The Deputy Upper West Regional Minister, Mr Caesar Kale, has announced that functional literacy training could be the key medium in helping to attain Ghana's Millennium Development Goals.
Mr. Caesar Kale made this announcement when he opened a workshop organised by the Non-Formal Education Division (NFED)of the Ministry of Education in the Upper West Region.
The training workshop, which included 250 facilitators, was geared at providing them with the necessary skills to enable them to effectively communicate with adult illiterates.
The training would also provide the facilitators with income generating skills. It would also provide them with knowledge and keep them well informed about about government's policies and programmes.
Mr Kale said functional literacy should not be limited to the use of practical knowledge to deal with the societal challenges alone.
Rather, it should also be used as the key medium of accelerating Ghana's attainment of the Millennium Development Goals, especially in the area of poverty eradication, improvement in the standard of education and the reduction in HIV and AIDS, and malaria.

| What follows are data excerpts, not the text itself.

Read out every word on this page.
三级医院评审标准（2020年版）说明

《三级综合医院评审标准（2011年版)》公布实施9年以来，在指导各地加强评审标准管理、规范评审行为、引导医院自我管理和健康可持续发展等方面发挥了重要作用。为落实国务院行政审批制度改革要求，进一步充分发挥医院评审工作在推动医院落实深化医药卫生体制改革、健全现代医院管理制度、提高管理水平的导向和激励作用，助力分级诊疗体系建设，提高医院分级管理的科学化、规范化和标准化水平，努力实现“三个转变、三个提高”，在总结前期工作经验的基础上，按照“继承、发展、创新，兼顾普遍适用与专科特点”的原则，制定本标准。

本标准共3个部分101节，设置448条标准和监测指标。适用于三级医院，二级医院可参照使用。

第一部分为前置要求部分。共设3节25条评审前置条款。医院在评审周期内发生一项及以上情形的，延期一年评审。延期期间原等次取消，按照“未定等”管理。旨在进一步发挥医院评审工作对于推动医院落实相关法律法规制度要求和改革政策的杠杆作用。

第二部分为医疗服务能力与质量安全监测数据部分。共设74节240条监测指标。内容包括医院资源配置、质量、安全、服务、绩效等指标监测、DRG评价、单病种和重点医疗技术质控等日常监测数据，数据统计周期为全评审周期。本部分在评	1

Mr. Kale, therefore, challenged the resource persons to provide the knowledge and skills to be used in influencing the lifestyles of their learners.

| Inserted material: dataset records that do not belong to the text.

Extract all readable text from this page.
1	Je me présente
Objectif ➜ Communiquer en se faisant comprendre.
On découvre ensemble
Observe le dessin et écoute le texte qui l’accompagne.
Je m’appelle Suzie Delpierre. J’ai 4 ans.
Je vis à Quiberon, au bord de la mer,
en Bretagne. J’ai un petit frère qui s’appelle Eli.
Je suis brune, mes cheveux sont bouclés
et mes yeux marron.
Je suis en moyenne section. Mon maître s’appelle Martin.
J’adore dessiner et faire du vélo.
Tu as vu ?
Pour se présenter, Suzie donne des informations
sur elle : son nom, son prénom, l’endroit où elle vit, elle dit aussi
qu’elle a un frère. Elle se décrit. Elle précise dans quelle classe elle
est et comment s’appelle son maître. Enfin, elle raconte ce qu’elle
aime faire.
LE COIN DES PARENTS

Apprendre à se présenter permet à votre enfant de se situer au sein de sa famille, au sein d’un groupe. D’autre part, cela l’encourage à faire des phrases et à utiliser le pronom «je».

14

He noted that the interest for NFED programmes had dwindled over the years, partly due to the want of wealth among learners which led to the detriment of acquiring knowledge.
He, however, entreated the NFED to encourage its learners to develop some more interest in its programmes.

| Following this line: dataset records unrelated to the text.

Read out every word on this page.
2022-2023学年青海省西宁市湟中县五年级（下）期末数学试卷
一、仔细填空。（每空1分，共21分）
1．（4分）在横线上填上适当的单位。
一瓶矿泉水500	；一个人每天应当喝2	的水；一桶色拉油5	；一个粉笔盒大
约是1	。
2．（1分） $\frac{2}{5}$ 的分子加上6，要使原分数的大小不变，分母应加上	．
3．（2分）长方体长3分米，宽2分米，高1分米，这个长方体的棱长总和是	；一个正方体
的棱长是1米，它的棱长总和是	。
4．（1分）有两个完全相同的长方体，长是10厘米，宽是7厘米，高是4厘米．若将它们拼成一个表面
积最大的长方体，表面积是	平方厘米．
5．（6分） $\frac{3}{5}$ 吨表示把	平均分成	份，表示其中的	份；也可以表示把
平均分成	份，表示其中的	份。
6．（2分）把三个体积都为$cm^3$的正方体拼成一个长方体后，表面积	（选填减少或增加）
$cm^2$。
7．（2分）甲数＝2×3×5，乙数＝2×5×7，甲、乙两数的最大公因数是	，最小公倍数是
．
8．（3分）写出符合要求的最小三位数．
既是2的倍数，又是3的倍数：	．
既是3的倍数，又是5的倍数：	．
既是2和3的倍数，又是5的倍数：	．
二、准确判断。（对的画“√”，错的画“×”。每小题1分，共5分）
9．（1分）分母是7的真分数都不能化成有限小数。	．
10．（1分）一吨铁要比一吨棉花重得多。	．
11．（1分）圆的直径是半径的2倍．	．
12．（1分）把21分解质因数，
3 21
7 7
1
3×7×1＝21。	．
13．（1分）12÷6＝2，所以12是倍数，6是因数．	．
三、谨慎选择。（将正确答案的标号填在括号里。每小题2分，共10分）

"It is time for us as a people to put our priorities right, by acquiring knowledge and being disciplined with hard work to enhance sustainable development," Mr Kale said. "We must avoid the tendency of taking appointments and going to sleep with it."
Mr. Festus Dakurah, Upper West Regional Director of the NFED, appealed to the facilitators to act as agents of change in their communities.
He advised them to show good examples of themselves and work diligently for the good of Ghana, pointing out that, the success of the programme would depend on the quality of facilitators in the system.
Mr. G.K. Kutu, a Chief Programme Officer at NFED in Accra, said the workshop was meant to improve the skills, knowledge and attitudes of its facilitators to enable them to effectively handle their learners.